Nigerian Bank Fees Stifling Financial Inclusion

Every month, when I look at my company bank statements from different jurisdictions, I always notice one obvious anomaly in the Nigerian ones. Banks charge you fees for banking and doing business with them. In U.S., banks actually pay you money for banking with them. In other words, if you want to open an account in most U.S. banks, they give you free bonus. If you are aggressive, you can get up to $400 just for opening an account and setting up direct deposits in some banks.

U.S. banks want you to send your money to them. And at the end of the month, in most great banks like M&T Bank, no one will charge you a fee. No single debit in your account. In some bigger ones like Bank of America and Chase, they may require a minimum daily balance (say $1,500) or a direct deposit of say $750 to avoid about $10 monthly fee. If you maintain either, you will not have any fee penalty.

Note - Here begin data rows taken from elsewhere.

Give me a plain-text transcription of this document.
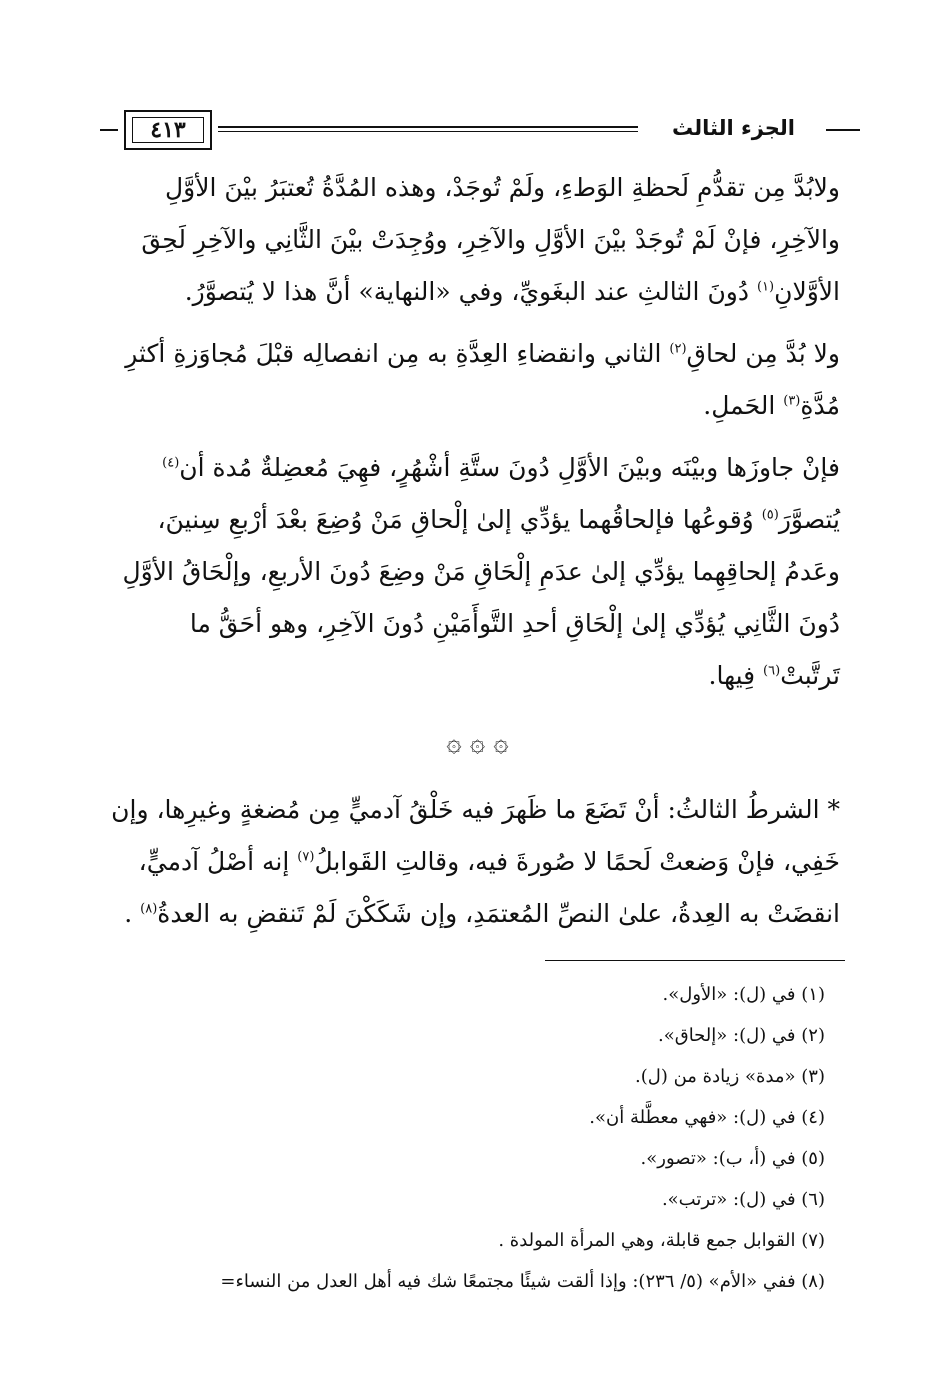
الجزء الثالث
٤١٣

ولابُدَّ مِن تقدُّمِ لَحظةِ الوَطءِ، ولَمْ تُوجَدْ، وهذه المُدَّةُ تُعتبَرُ بيْنَ الأوَّلِ
والآخِرِ، فإنْ لَمْ تُوجَدْ بيْنَ الأوَّلِ والآخِرِ، ووُجِدَتْ بيْنَ الثَّانِي والآخِرِ لَحِقَ
الأوَّلانِ$^{(١)}$ دُونَ الثالثِ عند البغَويِّ، وفي «النهاية» أنَّ هذا لا يُتصوَّرُ.

ولا بُدَّ مِن لحاقِ$^{(٢)}$ الثاني وانقضاءِ العِدَّةِ به مِن انفصالِه قبْلَ مُجاوَزةِ أكثرِ
مُدَّةِ$^{(٣)}$ الحَملِ.

فإنْ جاوزَها وبيْنَه وبيْنَ الأوَّلِ دُونَ ستَّةِ أشْهُرٍ، فهِيَ مُعضِلةٌ مُدة أن$^{(٤)}$
يُتصوَّرَ$^{(٥)}$ وُقوعُها فإلحاقُهما يؤدِّي إلىٰ إلْحاقِ مَنْ وُضِعَ بعْدَ أرْبعِ سِنينَ،
وعَدمُ إلحاقِهِما يؤدِّي إلىٰ عدَمِ إلْحَاقِ مَنْ وضِعَ دُونَ الأربعِ، وإلْحَاقُ الأوَّلِ
دُونَ الثَّانِي يُؤدِّي إلىٰ إلْحَاقِ أحدِ التَّوأَمَيْنِ دُونَ الآخِرِ، وهو أحَقُّ ما
تَرتَّبتْ$^{(٦)}$ فِيها.

۞ ۞ ۞

* الشرطُ الثالثُ: أنْ تَضَعَ ما ظَهرَ فيه خَلْقُ آدميٍّ مِن مُضغةٍ وغيرِها، وإن
خَفِي، فإنْ وَضعتْ لَحمًا لا صُورةَ فيه، وقالتِ القَوابلُ$^{(٧)}$ إنه أصْلُ آدميٍّ،
انقضَتْ به العِدةُ، علىٰ النصِّ المُعتمَدِ، وإن شَكَكْنَ لَمْ تَنقضِ به العدةُ$^{(٨)}$ .

(١) في (ل): «الأول».
(٢) في (ل): «إلحاق».
(٣) «مدة» زيادة من (ل).
(٤) في (ل): «فهي معطَّلة أن».
(٥) في (أ، ب): «تصور».
(٦) في (ل): «ترتب».
(٧) القوابل جمع قابلة، وهي المرأة المولدة .
(٨) ففي «الأم» (٥/ ٢٣٦): وإذا ألقت شيئًا مجتمعًا شك فيه أهل العدل من النساء=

But in Nigeria, there are many entries on all kinds of fees. I used to work in the bank in Lagos. But then, it was Commission on Turnover (COT) – this is the fee, the bank imposes on your account for actually withdrawing your money. I have called it one of the most ingenious products that propelled the new banking era in Nigeria. Without COT, there will not be many new generation banks. They offered better services than the dinosaurs of the older banks, but needed to monetize the obvious preferences of their services in order to invest in technology and new operational models. Customers knowing the value in better service did not complain. The COT provided easy cash and they triumphed, took market share from old banks. So, even if they do not make loans to earn interests, provided that customers are coming and withdrawing money, they would make money. That is a setup that will never fail. They bring the customers with efficient services and then charge fees on their accounts as they do transactions.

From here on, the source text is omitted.